To be clear, the concept of convergent disease mechanisms is not new. In some cases, taking a known drug with a well-defined target from one disease into several others that share the same mechanism (what is sometimes called “indication extension”) is relatively obvious. For example, such an approach targeting the alternative complement pathway—an immune mechanism designed to destroy invading human pathogens—is an approved therapy that is helping patients with chronic and devastating kidney, blood, neuromuscular, and eye diseases.5 Where nodal biology truly shines is in uncovering nonobvious, previously unseen connections between seemingly different diseases. Our team discovered such a biological node, a point of convergence on a single druggable target at which mechanistic connections were identified between dozens of clinically disparate but connected genetic diseases affecting the eye, the kidney, the brain, and more.6 Given that potentially hundreds more nodes underlie approximately eight thousand human genetic diseases caused by up to one hundred thousand different mutations, bold innovation is crucial. To pave the path to much needed nodal therapies, we must revolutionize our ability to identify nodal pathways and druggable targets by deploying cell perturbation studies at scale. A bold vision for the future is to uncover as many druggable nodes as possible in a massively parallel fashion.

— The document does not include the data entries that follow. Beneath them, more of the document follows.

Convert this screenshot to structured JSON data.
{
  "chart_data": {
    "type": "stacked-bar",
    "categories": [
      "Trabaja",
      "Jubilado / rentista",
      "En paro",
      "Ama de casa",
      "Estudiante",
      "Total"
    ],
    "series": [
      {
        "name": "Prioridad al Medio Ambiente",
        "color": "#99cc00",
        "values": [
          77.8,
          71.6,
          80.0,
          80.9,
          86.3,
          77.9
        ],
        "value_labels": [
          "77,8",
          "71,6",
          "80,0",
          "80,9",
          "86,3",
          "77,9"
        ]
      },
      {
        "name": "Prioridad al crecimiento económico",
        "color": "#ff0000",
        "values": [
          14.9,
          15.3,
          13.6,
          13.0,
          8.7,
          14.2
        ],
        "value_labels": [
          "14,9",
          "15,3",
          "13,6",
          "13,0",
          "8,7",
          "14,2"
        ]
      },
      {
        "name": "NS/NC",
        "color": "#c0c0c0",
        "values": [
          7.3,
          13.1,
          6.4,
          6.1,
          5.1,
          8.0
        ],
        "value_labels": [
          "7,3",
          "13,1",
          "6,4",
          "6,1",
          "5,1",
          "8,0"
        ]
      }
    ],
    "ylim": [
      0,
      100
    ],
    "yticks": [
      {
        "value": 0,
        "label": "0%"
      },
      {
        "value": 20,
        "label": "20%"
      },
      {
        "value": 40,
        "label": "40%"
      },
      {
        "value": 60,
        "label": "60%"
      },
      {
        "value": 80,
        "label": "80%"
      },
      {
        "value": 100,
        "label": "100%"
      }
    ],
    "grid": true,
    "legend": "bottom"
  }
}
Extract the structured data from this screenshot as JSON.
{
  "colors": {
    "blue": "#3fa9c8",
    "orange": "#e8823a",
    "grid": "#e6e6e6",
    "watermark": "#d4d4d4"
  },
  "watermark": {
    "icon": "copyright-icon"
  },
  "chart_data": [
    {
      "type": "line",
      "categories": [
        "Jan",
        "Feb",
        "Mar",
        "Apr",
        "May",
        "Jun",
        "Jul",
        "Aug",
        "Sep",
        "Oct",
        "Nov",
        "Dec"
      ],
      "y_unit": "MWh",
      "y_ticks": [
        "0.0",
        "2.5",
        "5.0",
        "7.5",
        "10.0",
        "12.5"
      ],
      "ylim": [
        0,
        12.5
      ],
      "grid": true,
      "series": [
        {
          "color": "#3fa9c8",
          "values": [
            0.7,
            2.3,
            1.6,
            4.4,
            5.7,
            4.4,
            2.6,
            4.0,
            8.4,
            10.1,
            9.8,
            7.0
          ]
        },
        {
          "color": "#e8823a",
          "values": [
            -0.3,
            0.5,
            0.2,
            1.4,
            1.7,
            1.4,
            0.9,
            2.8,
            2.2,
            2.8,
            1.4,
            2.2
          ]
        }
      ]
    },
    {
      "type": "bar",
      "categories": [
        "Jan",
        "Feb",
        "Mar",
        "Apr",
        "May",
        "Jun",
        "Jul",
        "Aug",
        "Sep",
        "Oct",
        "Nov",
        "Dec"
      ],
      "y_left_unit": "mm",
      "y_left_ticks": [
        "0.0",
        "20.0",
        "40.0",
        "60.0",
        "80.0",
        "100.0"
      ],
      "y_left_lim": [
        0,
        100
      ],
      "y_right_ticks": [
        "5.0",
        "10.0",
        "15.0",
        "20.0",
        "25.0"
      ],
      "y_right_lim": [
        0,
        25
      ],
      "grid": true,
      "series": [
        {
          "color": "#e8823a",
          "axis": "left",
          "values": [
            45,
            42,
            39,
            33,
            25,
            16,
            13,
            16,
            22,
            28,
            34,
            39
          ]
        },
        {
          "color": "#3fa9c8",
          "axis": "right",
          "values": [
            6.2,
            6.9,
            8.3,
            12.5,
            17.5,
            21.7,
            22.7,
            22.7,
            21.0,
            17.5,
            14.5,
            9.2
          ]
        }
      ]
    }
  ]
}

Gaining insights from nodal biology will require the use of scalable tools, including: genome editing techniques that can allow us to introduce disease-causing mutations in human cells at scale and thus to generate cellular models of thousands of different genetic diseases in parallel; high-throughput methods of reading the effects of thousands of genetic perturbations into a collection of human cells; and the ability to turn up or down any gene of interest in parallel in a collection of human cells.7 These tools are readily available today and can be scaled to serve the needs of any nodal biology project.
Nodal biology will also require computational methodologies (many still in development) to collect and analyze unprecedented amounts of human cell perturbation data to identify convergent nodes.8 We can subsequently use these data to train cell-perturbation AI models in an iterative fashion, bringing us closer to solving the cell prediction problem: that is, the ability to predict the response of human cells to a given perturbation that was not included in the training data—all in silico.
How would nodal biology solving the cell prediction problem—thereby securing component one of the innovation engine of the future—enhance our drug target discovery process? Imagine that scientists have uncovered multiple candidates as the potential drug target that could cure a devastating genetic disease. Without having to do expensive and time-consuming studies that could take years and millions of dollars, can they use our nodal biology–derived cell model to predict with confidence which of their candidates is the best drug target? Can they predict if turning the target up or down will be required for therapeutic benefit? And can they predict if drugging this target will be toxic to other cells or organs in the human body? Solving the cell prediction problem and building accessible models for the scientific community—much like AlphaFold for predicting protein structures—will vastly accelerate our innovation engine by empowering scientists to test multiple potential targets in silico with high confidence, ease, and efficiency.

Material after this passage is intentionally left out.